We started at 7:15 a.m., staging cars at both the starting point on Onikiniki Street above Pearlridge and the planned ending point at the top of Waimano Home Road. Wing, feeling like he needed a head start, began at 5:45.
The hike to the base of the middle ridge took approximately two hours, and the at-times steep climb to the summit about three more (sprint hikers Rorie, Robinson, and Murray topped out about 45 minutes before the rest of us). Waiting at the crest (elevation 2,570) was, as Wing mentioned in a previous write-up, arguably the best summit lunch spot in all of the Koolaus. Situated there on a corner of the summit crest is large grassy meadow that juts out prominently to windward, creating an amphitheater-like effect. It was our good fortune that clouds stayed clear of the mountain top, giving us pristine viewing conditions.
The crossover to Waimano was spectacular. The "trail" we followed stayed on the spine all the way--with exhilarating views of Waihee Valley and much of the windward Oahu coast--and some adrenaline-pumping climbs and traverses of some narrow sections (Wing, because of dehydration and leg cramps, decided he would return the way we came instead of making the crossover and Waimano descent). The rest of us reached the summit of Waimano two hours after leaving the summit of the middle ridge. During that span, we could see hikers resting at the top of Waimano. Undoubtedly, they could see us as well and were probably wondering who those boneheads were coming toward them. :-)
The sprint hikers again led the charge down Waimano, with Gene "Pua'a Chaser" Robinson getting out in under two hours (he ran part of the way), and Patrick and Laredo completing it in 2:15. The rest of us arrived thereafter. Gene earned the super-mahalo award of the day for driving down the hill to purchase huge double-gulp sodas and cups of tapioca that he presented to us when we walked off the trail. Thanks, Gene!
After resting and talking story for a bit, we drove back to Onikiniki and were shocked to see Wing's car still there. It was about 8 p.m. by that time and we thought he should have hiked out via the middle ridge and valley trail faster than the route we had completed. Come to find out, humidity, fatigue and lack of water slowed Wing considerably and he did not reach his vehicle till 9:15, ending a 14.5-hour day on the trail!
Happily, all turned out well for Wing and the rest of the band of merry hikers.

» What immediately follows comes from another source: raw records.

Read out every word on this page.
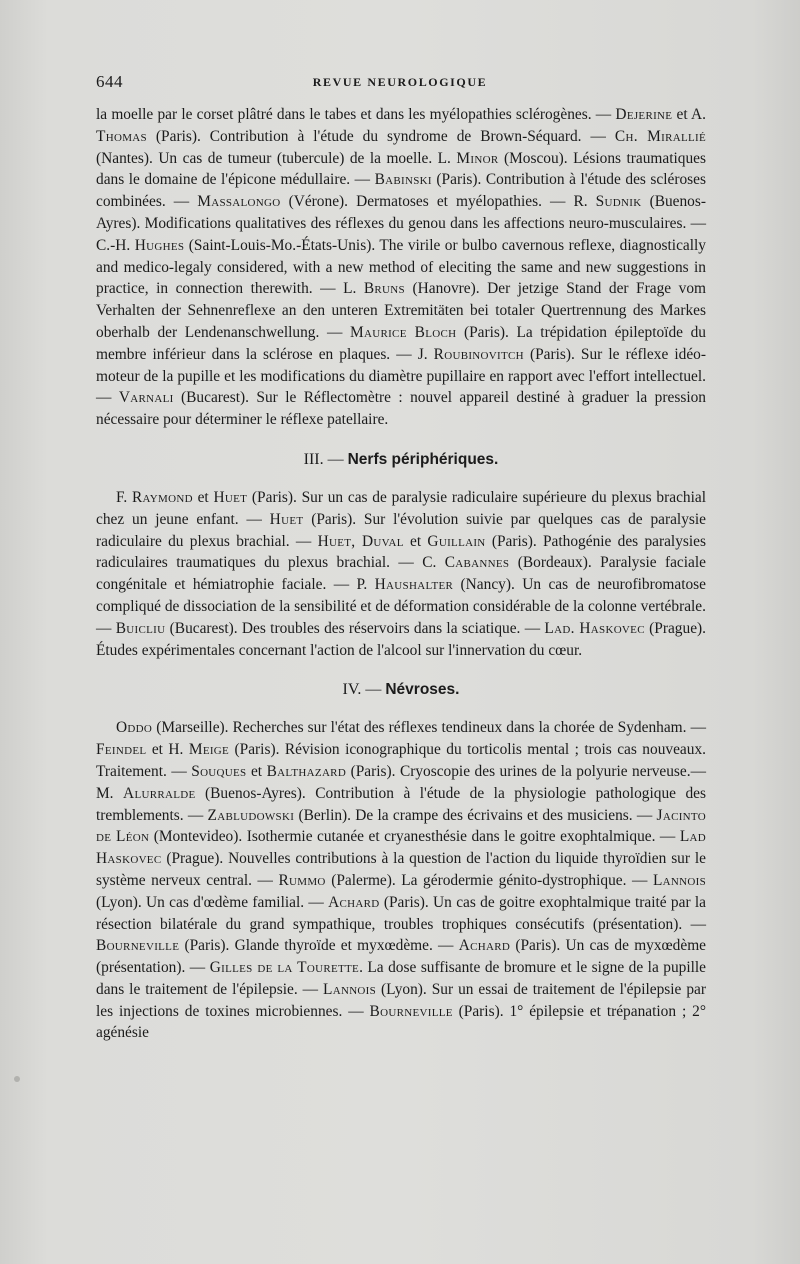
644	REVUE NEUROLOGIQUE

la moelle par le corset plâtré dans le tabes et dans les myélopathies sclérogènes. — Dejerine et A. Thomas (Paris). Contribution à l'étude du syndrome de Brown-Séquard. — Ch. Mirallié (Nantes). Un cas de tumeur (tubercule) de la moelle. L. Minor (Moscou). Lésions traumatiques dans le domaine de l'épicone médullaire. — Babinski (Paris). Contribution à l'étude des scléroses combinées. — Massalongo (Vérone). Dermatoses et myélopathies. — R. Sudnik (Buenos-Ayres). Modifications qualitatives des réflexes du genou dans les affections neuro-musculaires. — C.-H. Hughes (Saint-Louis-Mo.-États-Unis). The virile or bulbo cavernous reflexe, diagnostically and medico-legaly considered, with a new method of eleciting the same and new suggestions in practice, in connection therewith. — L. Bruns (Hanovre). Der jetzige Stand der Frage vom Verhalten der Sehnenreflexe an den unteren Extremitäten bei totaler Quertrennung des Markes oberhalb der Lendenanschwellung. — Maurice Bloch (Paris). La trépidation épileptoïde du membre inférieur dans la sclérose en plaques. — J. Roubinovitch (Paris). Sur le réflexe idéo-moteur de la pupille et les modifications du diamètre pupillaire en rapport avec l'effort intellectuel. — Varnali (Bucarest). Sur le Réflectomètre : nouvel appareil destiné à graduer la pression nécessaire pour déterminer le réflexe patellaire.

III. — Nerfs périphériques.

F. Raymond et Huet (Paris). Sur un cas de paralysie radiculaire supérieure du plexus brachial chez un jeune enfant. — Huet (Paris). Sur l'évolution suivie par quelques cas de paralysie radiculaire du plexus brachial. — Huet, Duval et Guillain (Paris). Pathogénie des paralysies radiculaires traumatiques du plexus brachial. — C. Cabannes (Bordeaux). Paralysie faciale congénitale et hémiatrophie faciale. — P. Haushalter (Nancy). Un cas de neurofibromatose compliqué de dissociation de la sensibilité et de déformation considérable de la colonne vertébrale. — Buicliu (Bucarest). Des troubles des réservoirs dans la sciatique. — Lad. Haskovec (Prague). Études expérimentales concernant l'action de l'alcool sur l'innervation du cœur.

IV. — Névroses.

Oddo (Marseille). Recherches sur l'état des réflexes tendineux dans la chorée de Sydenham. — Feindel et H. Meige (Paris). Révision iconographique du torticolis mental ; trois cas nouveaux. Traitement. — Souques et Balthazard (Paris). Cryoscopie des urines de la polyurie nerveuse.— M. Alurralde (Buenos-Ayres). Contribution à l'étude de la physiologie pathologique des tremblements. — Zabludowski (Berlin). De la crampe des écrivains et des musiciens. — Jacinto de Léon (Montevideo). Isothermie cutanée et cryanesthésie dans le goitre exophtalmique. — Lad Haskovec (Prague). Nouvelles contributions à la question de l'action du liquide thyroïdien sur le système nerveux central. — Rummo (Palerme). La gérodermie génito-dystrophique. — Lannois (Lyon). Un cas d'œdème familial. — Achard (Paris). Un cas de goitre exophtalmique traité par la résection bilatérale du grand sympathique, troubles trophiques consécutifs (présentation). — Bourneville (Paris). Glande thyroïde et myxœdème. — Achard (Paris). Un cas de myxœdème (présentation). — Gilles de la Tourette. La dose suffisante de bromure et le signe de la pupille dans le traitement de l'épilepsie. — Lannois (Lyon). Sur un essai de traitement de l'épilepsie par les injections de toxines microbiennes. — Bourneville (Paris). 1° épilepsie et trépanation ; 2° agénésie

On a hot, humid day, joined the Hawaiian Trail and Mountain Club maintenance crew to work on the trail used for the "Pauoa Woods" hike. We began on the Manoa Cliffs Trail, followed it to Pauoa Flats, turned left on the Nuuanu Trail, and then headed down a not-often-used path on the ridge that leads to Pacific Heights. At the point near where homes begin, the trail descends toward Pauoa Valley, reaches a pipeline about midway down the hillside, and turns mauka, contouring toward the back of the valley. In the valley section, the trail passes some interesting rock terraces, huge banyan trees, concrete-capped Booth Springs, and a new water tank. We continued mauka, following a dry stream bed for a half mile before ascending through a thick grove of bamboo. Before making the final climb to the Cliffs trail, we passed along the top of a dry, 100-foot waterfall. Nice.

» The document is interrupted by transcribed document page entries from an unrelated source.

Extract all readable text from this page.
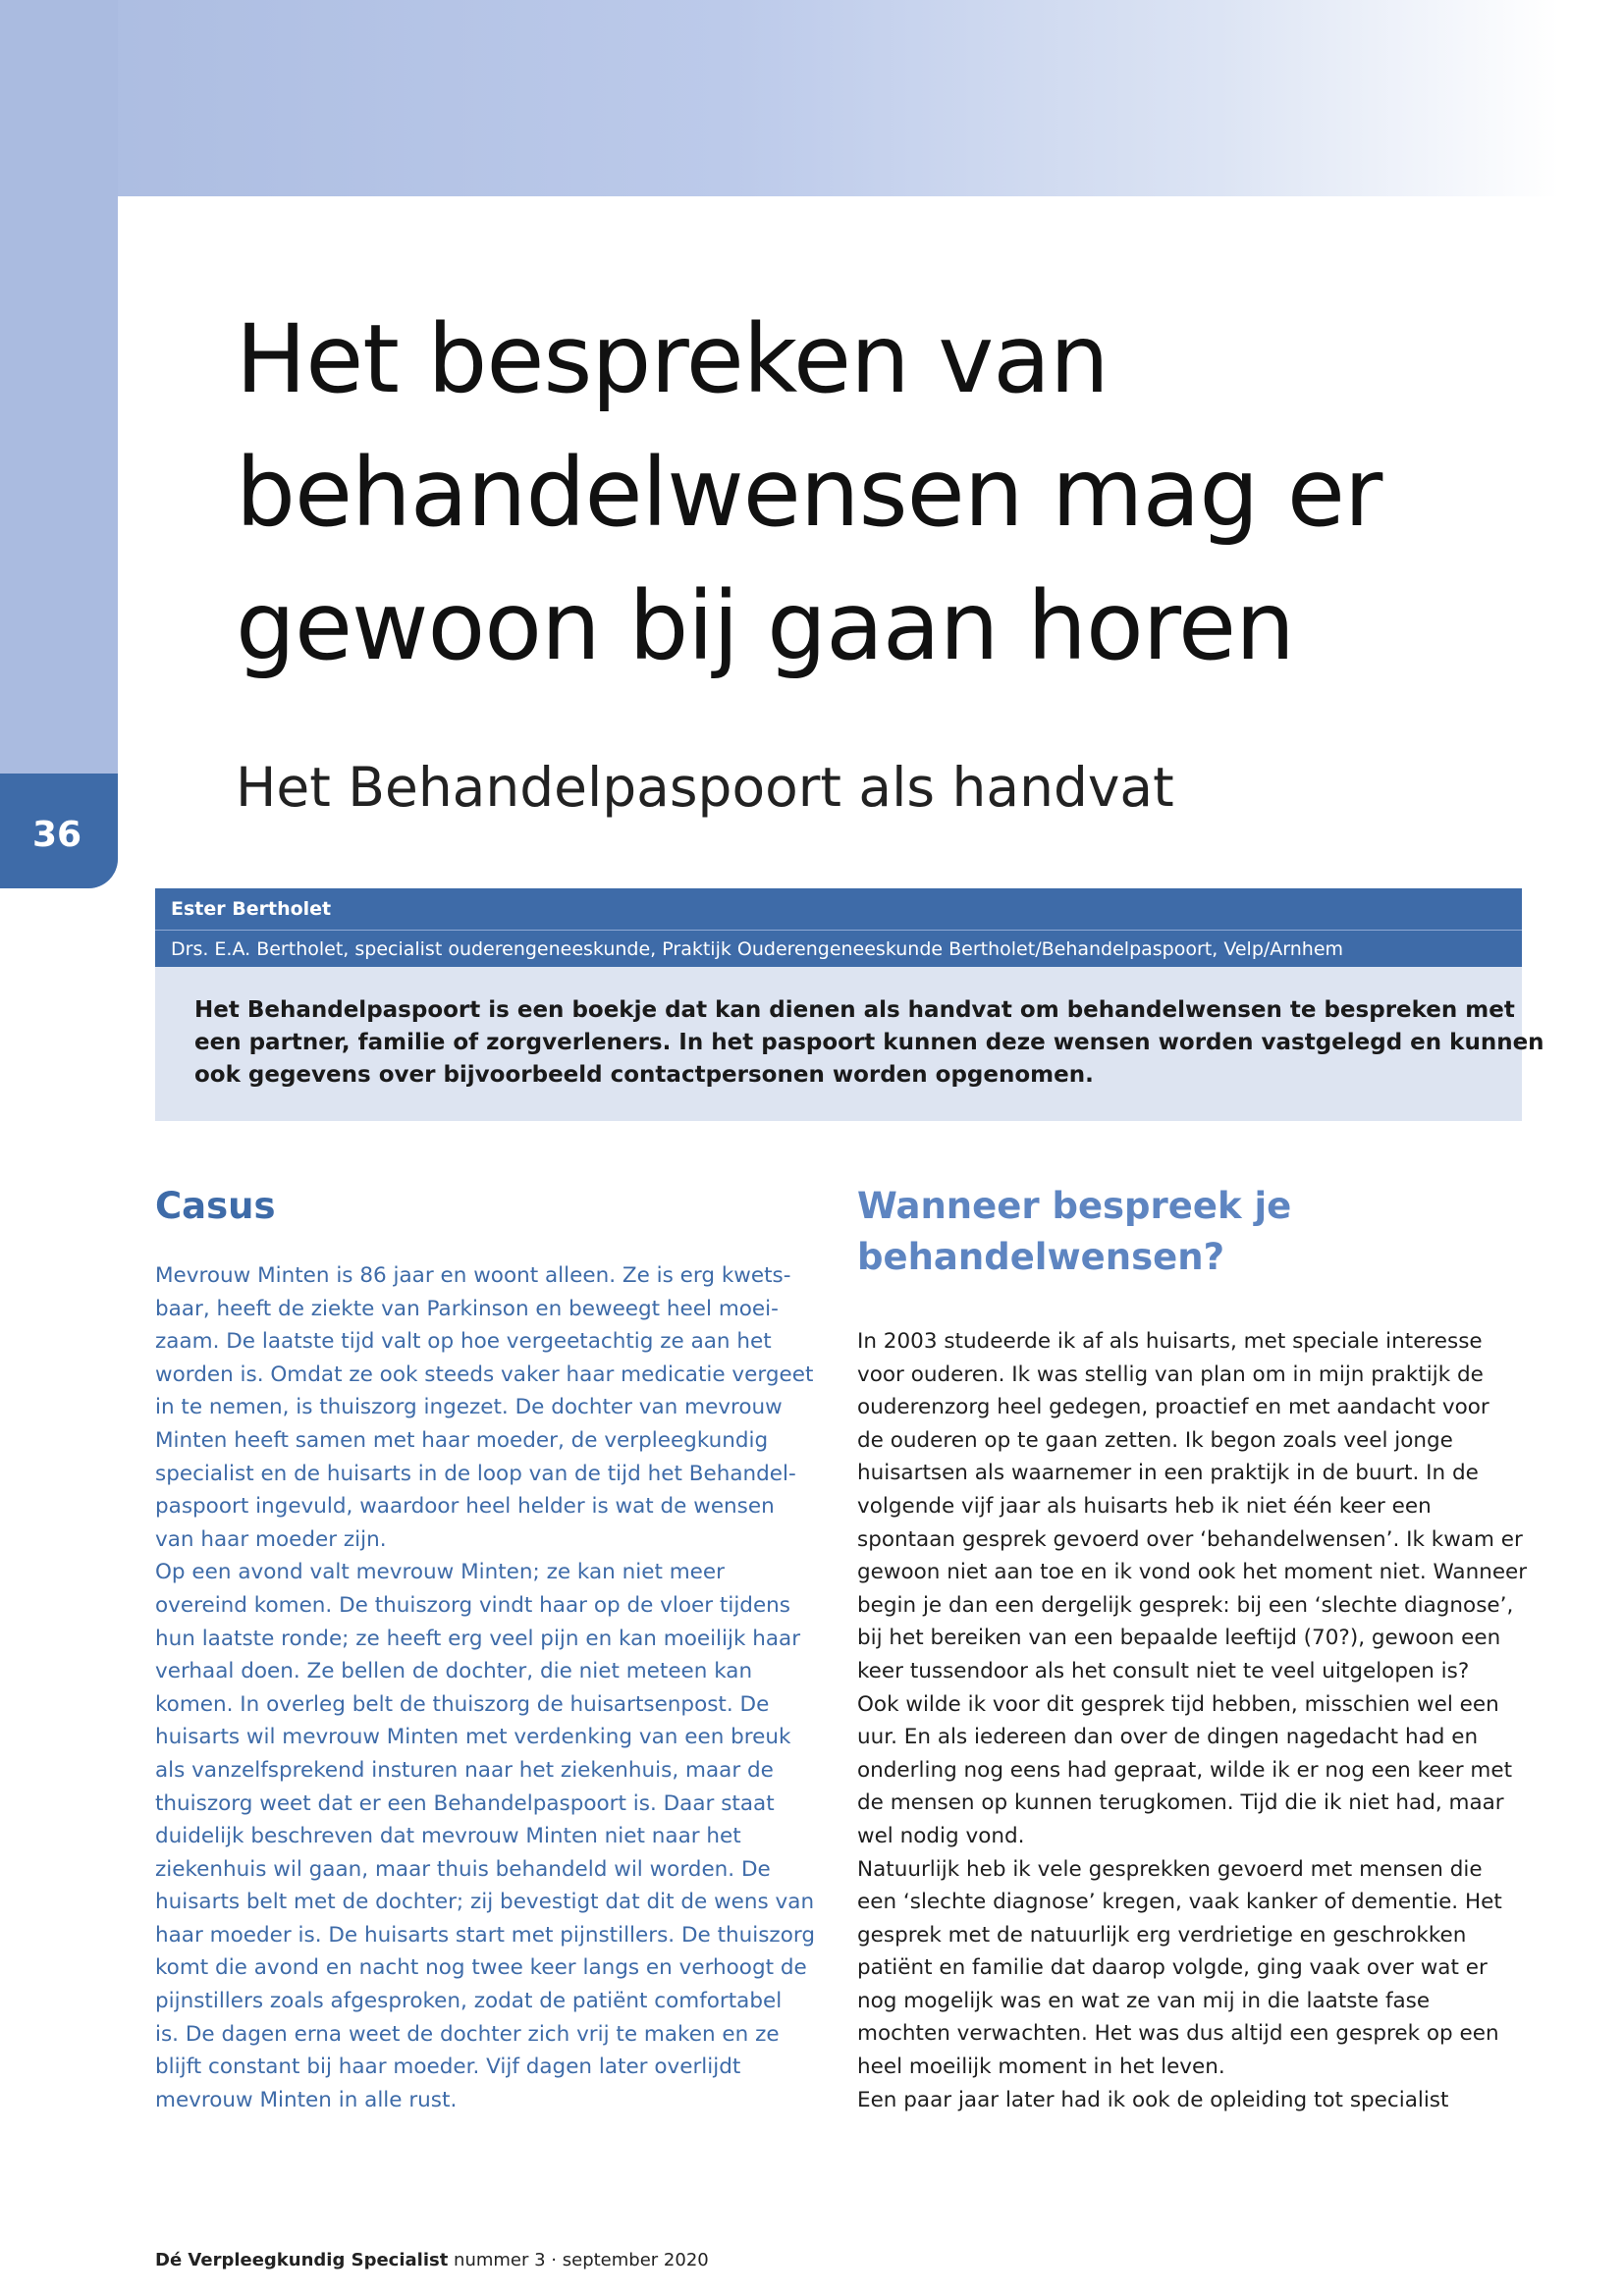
36
Het bespreken van
behandelwensen mag er
gewoon bij gaan horen
Het Behandelpaspoort als handvat
Ester Bertholet
Drs. E.A. Bertholet, specialist ouderengeneeskunde, Praktijk Ouderengeneeskunde Bertholet/Behandelpaspoort, Velp/Arnhem

Het Behandelpaspoort is een boekje dat kan dienen als handvat om behandelwensen te bespreken met
een partner, familie of zorgverleners. In het paspoort kunnen deze wensen worden vastgelegd en kunnen
ook gegevens over bijvoorbeeld contactpersonen worden opgenomen.

Casus	Wanneer bespreek je behandelwensen?
Mevrouw Minten is 86 jaar en woont alleen. Ze is erg kwets-
baar, heeft de ziekte van Parkinson en beweegt heel moei-
zaam. De laatste tijd valt op hoe vergeetachtig ze aan het
worden is. Omdat ze ook steeds vaker haar medicatie vergeet
in te nemen, is thuiszorg ingezet. De dochter van mevrouw
Minten heeft samen met haar moeder, de verpleegkundig
specialist en de huisarts in de loop van de tijd het Behandel-
paspoort ingevuld, waardoor heel helder is wat de wensen
van haar moeder zijn.
Op een avond valt mevrouw Minten; ze kan niet meer
overeind komen. De thuiszorg vindt haar op de vloer tijdens
hun laatste ronde; ze heeft erg veel pijn en kan moeilijk haar
verhaal doen. Ze bellen de dochter, die niet meteen kan
komen. In overleg belt de thuiszorg de huisartsenpost. De
huisarts wil mevrouw Minten met verdenking van een breuk
als vanzelfsprekend insturen naar het ziekenhuis, maar de
thuiszorg weet dat er een Behandelpaspoort is. Daar staat
duidelijk beschreven dat mevrouw Minten niet naar het
ziekenhuis wil gaan, maar thuis behandeld wil worden. De
huisarts belt met de dochter; zij bevestigt dat dit de wens van
haar moeder is. De huisarts start met pijnstillers. De thuiszorg
komt die avond en nacht nog twee keer langs en verhoogt de
pijnstillers zoals afgesproken, zodat de patiënt comfortabel
is. De dagen erna weet de dochter zich vrij te maken en ze
blijft constant bij haar moeder. Vijf dagen later overlijdt
mevrouw Minten in alle rust.
In 2003 studeerde ik af als huisarts, met speciale interesse
voor ouderen. Ik was stellig van plan om in mijn praktijk de
ouderenzorg heel gedegen, proactief en met aandacht voor
de ouderen op te gaan zetten. Ik begon zoals veel jonge
huisartsen als waarnemer in een praktijk in de buurt. In de
volgende vijf jaar als huisarts heb ik niet één keer een
spontaan gesprek gevoerd over ‘behandelwensen’. Ik kwam er
gewoon niet aan toe en ik vond ook het moment niet. Wanneer
begin je dan een dergelijk gesprek: bij een ‘slechte diagnose’,
bij het bereiken van een bepaalde leeftijd (70?), gewoon een
keer tussendoor als het consult niet te veel uitgelopen is?
Ook wilde ik voor dit gesprek tijd hebben, misschien wel een
uur. En als iedereen dan over de dingen nagedacht had en
onderling nog eens had gepraat, wilde ik er nog een keer met
de mensen op kunnen terugkomen. Tijd die ik niet had, maar
wel nodig vond.
Natuurlijk heb ik vele gesprekken gevoerd met mensen die
een ‘slechte diagnose’ kregen, vaak kanker of dementie. Het
gesprek met de natuurlijk erg verdrietige en geschrokken
patiënt en familie dat daarop volgde, ging vaak over wat er
nog mogelijk was en wat ze van mij in die laatste fase
mochten verwachten. Het was dus altijd een gesprek op een
heel moeilijk moment in het leven.
Een paar jaar later had ik ook de opleiding tot specialist
Dé Verpleegkundig Specialist nummer 3 · september 2020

Members in attendance were Mabel Kekina, John Hall, Bill Gorst, Grant Oka, Grant's daughter Georgina, Jay Feldman, Carole K. Moon, Charlotte Yamane, Lita Komura, Ken Suzuki, Ralph Valentino, Joe Bussen, and Deetsie Chave. We even had a new recruit (I can't recall his name) who could be the replacement for Pat Rorie, noticeably AWOL on this day.
Kden, gang. Aloha and safe hiking to all.